Audience de conciliation. Frais et dépens. Abus de droit.

17 mai 2024Français16 min

Application des articles 113 et 108 CPC à l’audience de conciliation en procédure de divorce (art. 291 CPC) ? (cons. 3.1).Mise en œuvre du mécanisme correcteur de l’abus de droit (art. 2 al. 2 CC) (cons. 3.2).

Source ne.ch

Faits

A.

Par requête du 16 novembre 2022, A.________ a sollicité des

mesures protectrices de l’union conjugale devant le tribunal civil. Une

audience a eu lieu le 21 février 2023. Après divers échanges de

correspondances et le dépôt de requêtes de nature procédurale, le tribunal

civil a rendu, le 25 août 2023, une décision (partielle) portant sur les moyens

de preuves et sur la requête de l’épouse relative à la consignation d’un

montant fondée sur l’article 178 CPC. Cette décision a fait l’objet d’un appel

du mari.

Entretemps,

soit le 3 avril 2023, B.________ (ci-après : le demandeur) a déposé une

demande en divorce contre A.________ (ci-après : la défenderesse).

Par

courrier du 2 mai 2023, le juge civil a interpelé le mari en lui demandant son

avis quant à l’opportunité de citer une audience de conciliation dans le cadre

de la procédure en divorce (art. 291 CPC), sans attendre l’issue de la

procédure de mesures protectrices de l’union conjugale. Par sa mandataire, le

demandeur a répondu le 11 mai 2023 qu’une audience devait être appointée afin

de pouvoir avancer dans le cadre du divorce, ne serait-ce que sur la question

de la liquidation du régime matrimonial. Après les téléphones d’usage du greffe

aux mandataires pour fixer la date d’audience, les parties ont été convoquées

le 24 mai 2023 à une audience pour tentative de conciliation prévue le 26

septembre 2023.

Par

courrier du 21 septembre 2023, posté le 22 septembre 2023 et reçu par le

tribunal civil le 25 septembre 2023, la défenderesse, par son mandataire, a

indiqué qu’elle ne comparaîtrait pas à la prochaine audience, au motif que les

renseignements sollicités du mari pour connaître sa situation financière ne lui

avaient pas été remis et que la mauvaise foi de sa partie adverse rendait

impossible toute discussion. Une audience était dès lors inutile.

L’audience

de conciliation s’est tenue le 26 septembre 2023. Le demandeur et sa mandataire

y ont comparu, tandis que la défenderesse et son mandataire n’y étaient pas

présents.

Par

courrier du 29 septembre 2023, le juge civil a indiqué au mandataire de la

défenderesse que, vu le caractère impératif de la tenue d’une audience de

conciliation, vu la nécessité que les parties y comparaissent personnellement

et vu que sa lettre avait été reçue la veille d’une audience citée quatre mois

plus tôt, il considérait que son absence et celle de sa cliente étaient

susceptibles de constituer un comportement tombant sous le coup de l’article

128 CPC et de conduire au prononcé d’une amende, respectivement à la mise à la

charge de la défenderesse des frais et dépens liés à cette audience.

Le

mandataire de la défenderesse s’est déterminé le 5 octobre 2023 et diverses

correspondances ont encore été envoyées par les parties.

B.

Le 20 novembre 2023, le juge civil a informé les parties que,

les conditions de l’article 128 CPC étant restrictives, il n’était pas possible

de prononcer une sanction. Il a par contre considéré que les conditions

d’application de l’article 108 CPC étaient réalisées du fait que le travail de

préparation et le temps d’audience, avec en sus pour le demandeur (et son

avocate) un déplacement, s’étaient révélés inutiles compte tenu de l’absence de

la défenderesse (et de son avocat) et du moment auquel elle avait été annoncée.

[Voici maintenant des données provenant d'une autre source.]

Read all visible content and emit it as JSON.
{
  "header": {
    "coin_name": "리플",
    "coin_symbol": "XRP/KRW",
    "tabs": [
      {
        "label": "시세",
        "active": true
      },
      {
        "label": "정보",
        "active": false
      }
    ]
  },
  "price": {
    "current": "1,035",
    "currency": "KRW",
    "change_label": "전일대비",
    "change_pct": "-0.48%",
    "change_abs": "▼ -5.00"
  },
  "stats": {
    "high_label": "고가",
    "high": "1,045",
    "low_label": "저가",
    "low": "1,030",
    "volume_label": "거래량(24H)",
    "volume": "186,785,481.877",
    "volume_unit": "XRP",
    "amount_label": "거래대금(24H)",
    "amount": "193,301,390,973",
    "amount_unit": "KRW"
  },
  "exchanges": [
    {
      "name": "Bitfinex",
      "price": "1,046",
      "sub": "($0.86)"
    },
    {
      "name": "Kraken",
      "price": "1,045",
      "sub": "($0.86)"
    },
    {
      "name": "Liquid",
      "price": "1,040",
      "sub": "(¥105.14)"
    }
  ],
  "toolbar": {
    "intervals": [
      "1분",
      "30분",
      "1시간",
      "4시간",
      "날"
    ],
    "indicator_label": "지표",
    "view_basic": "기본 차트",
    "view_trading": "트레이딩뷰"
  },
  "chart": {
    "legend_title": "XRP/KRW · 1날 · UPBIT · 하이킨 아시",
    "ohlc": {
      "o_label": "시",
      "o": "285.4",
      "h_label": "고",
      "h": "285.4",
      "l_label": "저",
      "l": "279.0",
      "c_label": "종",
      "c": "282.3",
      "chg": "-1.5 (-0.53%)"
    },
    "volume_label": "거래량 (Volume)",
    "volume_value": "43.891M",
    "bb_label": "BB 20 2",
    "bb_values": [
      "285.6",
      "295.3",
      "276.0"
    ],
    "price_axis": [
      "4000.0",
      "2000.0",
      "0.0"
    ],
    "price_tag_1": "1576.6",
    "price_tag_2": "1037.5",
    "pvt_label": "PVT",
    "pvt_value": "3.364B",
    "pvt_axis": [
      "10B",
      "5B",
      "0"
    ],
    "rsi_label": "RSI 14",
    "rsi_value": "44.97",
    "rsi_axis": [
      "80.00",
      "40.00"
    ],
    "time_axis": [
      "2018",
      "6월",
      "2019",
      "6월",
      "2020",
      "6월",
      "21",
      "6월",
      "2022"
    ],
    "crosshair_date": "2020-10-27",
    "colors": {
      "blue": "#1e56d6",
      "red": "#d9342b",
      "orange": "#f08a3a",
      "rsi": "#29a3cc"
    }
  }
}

Le premier juge a chiffré les frais inutiles à 100 francs s’agissant des frais

judiciaires et à 300 francs s’agissant des dépens. Au terme de son courrier, le

juge civil a rendu une décision en ce sens, en rappelant aux parties que

celle-ci pouvait faire l’objet d’un recours au sens de l’article 110 CPC dans

les 30 jours.

C.

Le 20 décembre 2023, la défenderesse (ci-après aussi :

la recourante) forme recours contre la décision du 20 novembre 2023. Elle

conclut à son annulation et à ce qu’il soit dit qu’elle ne doit pas être

condamnée aux frais judiciaires et à l’indemnité de dépens consécutifs à son

défaut lors de l’audience du 26 septembre 2023, sous suite de frais et dépens.

D.

Par courrier du 4 janvier 2024, le juge civil a indiqué

n’avoir pas d’observation à formuler sur le recours.

E.

Par réponse du 14 mars 2024, le demandeur (ci-après

aussi : l’intimé) a conclu au rejet du recours dans l’intégralité de ses

conclusions, avec suite de frais et dépens.

F.

Le 11 avril 2024, le nouveau mandataire de la recourante

(après prolongation de délai) a communiqué ses déterminations, en confirmant

les conclusions prises dans l’acte de recours.

G.

L’intimé n’a pas communiqué d’autres observations.

C O N S I D E R A N T

1.

Interjeté dans les formes et délai légaux, le recours est

recevable (art. 319-321 CPC).

Considérants

2.

Dans un premier moyen, la recourante reproche à l’autorité

précédente de n’avoir tenu « d’aucune manière compte des circonstances

particulières » et, plus singulièrement, du fait qu'elle avait cherché

en vain à obtenir des renseignements après de son adverse partie pour connaître sa situation financière, afin de se

préparer et participer à l’audience de conciliation du 26 septembre 2023.

2.1

On peut s’interroger sur la

portée de la critique soulevée par la recourante. Si on la comprend bien,

celle-ci reproche au tribunal civil de n’avoir pas tenu compte de certains

faits, pourtant pertinents pour trancher le sort du litige. Il semble que la recourante vise ainsi le complètement de l’état de fait,

qui ne relève pas de l’arbitraire (un fait non constaté ne pouvant pas être

arbitraire, c’est-à-dire constaté de manière insoutenable).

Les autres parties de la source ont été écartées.